Тут ему показалось, что солнце зазвенело и заплавило ему уши, но он понял, что это взревела толпа, и поднял руку, и опять услыхал тишину, и опять над разожженным Ершалаимом закипели его слова:
— Чтобы знали все: non habemus regem nisi Caesarem{6}! Но Кесарю не страшен никто! И поэтому второму преступнику Иисусу Вар-Раввану, осужденному за такое же преступление, как и преступление Га-Ноцри, Кесарь император, согласно обычаю, в честь праздника Пасхи, по ходатайству Синедриона, дарует жизнь!
Тут он ничего не понял, кроме того, что воздух вокруг него стонет и бьет в уши. И опять рукой он потушил истомившуюся толпу.
— Командиры! К приговору! — пропел Пилат, и в стенах манипулов, отделявших толпу от гаввафы, в ответ спели голоса взводных и пискливые трубы.
Копейный лес взлетел у лифостротона, а в нем засверкали римские, похожие на жаворонков, орлы. Поднялись охапки сена.
— Tiberio imperante{7}! — запел слепой Пилат, и короткий вой римских центурий прокатился по крышам Ершалаима:
— Да здравствует император!
— Iesus Nazarenus, — воскликнул Пилат, — Tiberio imperante, per procuratorem Pontium Pilatum supplicio affectus erit{8}! Сына Аввы, Вар-Раввана выпустить на свободу!
Никто, никто не знает, какое лицо было у Вар-Раввана в тот миг, когда его подняли, как из гроба, из кордегардии на лифостротон. Этот человек ни на что в мире не мог надеяться, ни на какое чудо.
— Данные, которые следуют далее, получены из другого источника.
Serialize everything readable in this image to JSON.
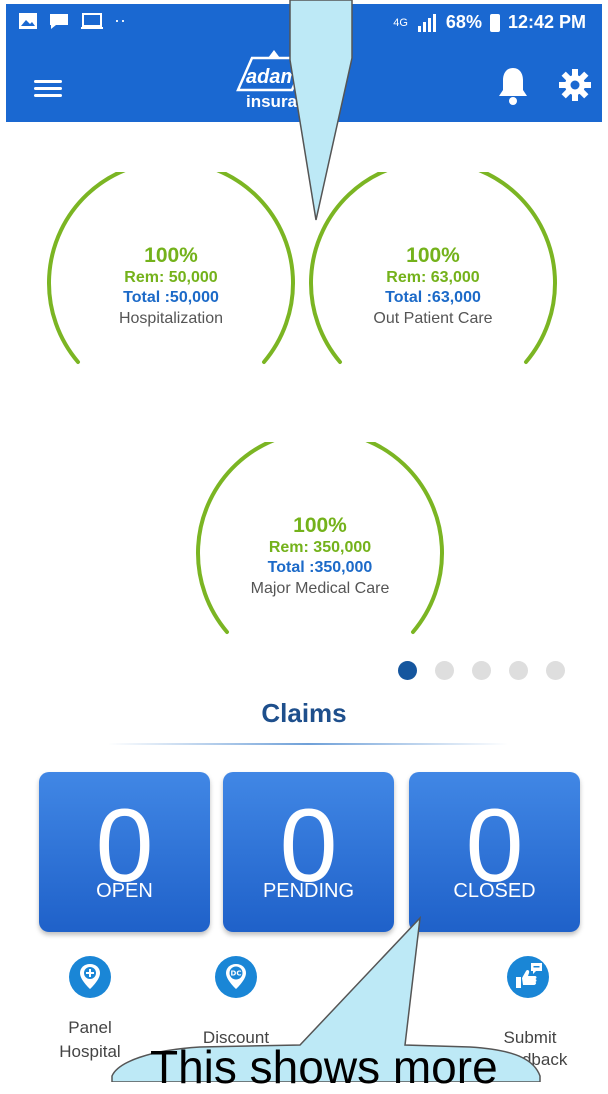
{
  "status_bar": {
    "network": "4G",
    "battery": "68%",
    "time": "12:42 PM"
  },
  "header": {
    "logo_top": "adamjee",
    "logo_bottom": "insurance",
    "icons": [
      "menu-icon",
      "bell-icon",
      "gear-icon"
    ],
    "color": "#1a68d1"
  },
  "gauges": [
    {
      "percent": "100%",
      "remaining": "Rem: 50,000",
      "total": "Total :50,000",
      "label": "Hospitalization"
    },
    {
      "percent": "100%",
      "remaining": "Rem: 63,000",
      "total": "Total :63,000",
      "label": "Out Patient Care"
    },
    {
      "percent": "100%",
      "remaining": "Rem: 350,000",
      "total": "Total :350,000",
      "label": "Major Medical Care"
    }
  ],
  "pager": {
    "count": 5,
    "active": 1
  },
  "claims": {
    "title": "Claims",
    "tiles": [
      {
        "count": "0",
        "label": "OPEN"
      },
      {
        "count": "0",
        "label": "PENDING"
      },
      {
        "count": "0",
        "label": "CLOSED"
      }
    ]
  },
  "shortcuts": [
    {
      "label_line1": "Panel",
      "label_line2": "Hospital"
    },
    {
      "label_line1": "Discount",
      "label_line2": ""
    },
    {
      "label_line1": "Submit",
      "label_line2": "Feedback"
    }
  ],
  "tooltip": {
    "text": "This shows more"
  },
  "colors": {
    "accent_green": "#74b21b",
    "accent_blue": "#1c6ac8",
    "tile_blue": "#2a6fd6",
    "tooltip_fill": "#bde9f6"
  }
}
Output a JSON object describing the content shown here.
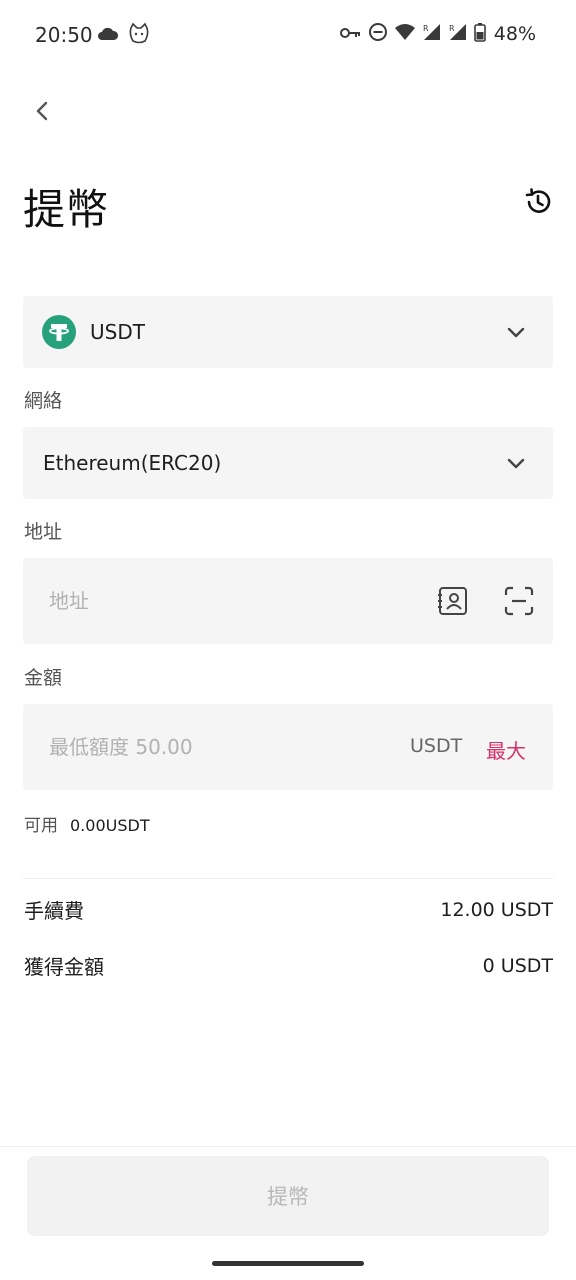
{
  "status_bar": {
    "time": "20:50",
    "battery": "48%",
    "icons": [
      "cloud-icon",
      "cat-icon",
      "key-icon",
      "do-not-disturb-icon",
      "wifi-icon",
      "signal-r-icon",
      "signal-r-icon",
      "battery-icon"
    ]
  },
  "header": {
    "title": "提幣"
  },
  "coin": {
    "name": "USDT",
    "logo_color": "#26a17b"
  },
  "network": {
    "label": "網絡",
    "value": "Ethereum(ERC20)"
  },
  "address": {
    "label": "地址",
    "placeholder": "地址"
  },
  "amount": {
    "label": "金額",
    "placeholder": "最低額度 50.00",
    "unit": "USDT",
    "max_label": "最大"
  },
  "available": {
    "label": "可用",
    "value": "0.00USDT"
  },
  "summary": {
    "fee_label": "手續費",
    "fee_value": "12.00 USDT",
    "receive_label": "獲得金額",
    "receive_value": "0 USDT"
  },
  "submit": {
    "label": "提幣"
  },
  "colors": {
    "accent": "#d6326b",
    "field_bg": "#f5f5f5"
  }
}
Поэтому он шел, ведомый за правую здоровую руку Марком Крысобоем, и только молчал и улыбался. Улыбка эта была совершенно глупа и беззуба, а до допроса у Марка-центуриона Вар-Равван освещал зубным сиянием свой разбойный путь. Вывихнутая левая рука его висела как палка, и уже не ревом, а стоном, визгом покрыла толпа такую невиданную улыбку, забросала финиками и бронзовыми деньгами. Только раз в год под великий праздник мог видеть народ человека, ночевавшего уже в объятиях смерти и вернувшегося на лифостротон.
— Ну, спасибо тебе, Назарей, — вымолвил Вар, шамкая, — замели тебя вовремя!
Улыбка Раввана была так трогательна, что передалась Иешуа, и он ответил, про все забыв:
— Прямо радуюсь я с тобой, добрый бандит, — иди, живи!
И Равван, свободный как ветер, с лифостротона, как в море, бросился в гущу людей, лезущих друг на друга, и в нем пропал[21].
Чтобы занять себя, Левий долго перебирал в памяти все известные ему болезни и очень хотел, чтобы какая-нибудь нашлась бы так-таки у Иешуа. Но чахотки самой верной так-таки и не было, да и других тоже. Тогда он, открывая очень осторожно правый глаз, минуя холм, смотрел на восток и начинал надеяться, что там туча. Но одной тучи мало. Нужно еще, чтобы она пришла на холм, нужно, чтобы гроза началась, а когда гроза начнется, и этого мало, нужно, чтобы молния ударила, да ударила именно в крест Иешуа. О, нет. Тут было мало шансов. Тогда Левий начинал терзаться мыслью о своей ошибке. Нужно было не бежать раньше процессии на холм, а именно следовать рядом, прилипши к солдатской цепи. И, несмотря на бдительность римлян, все-таки можно было как-нибудь прорваться, добежать, ударить Иешуа в сердце ножом... А теперь поздно.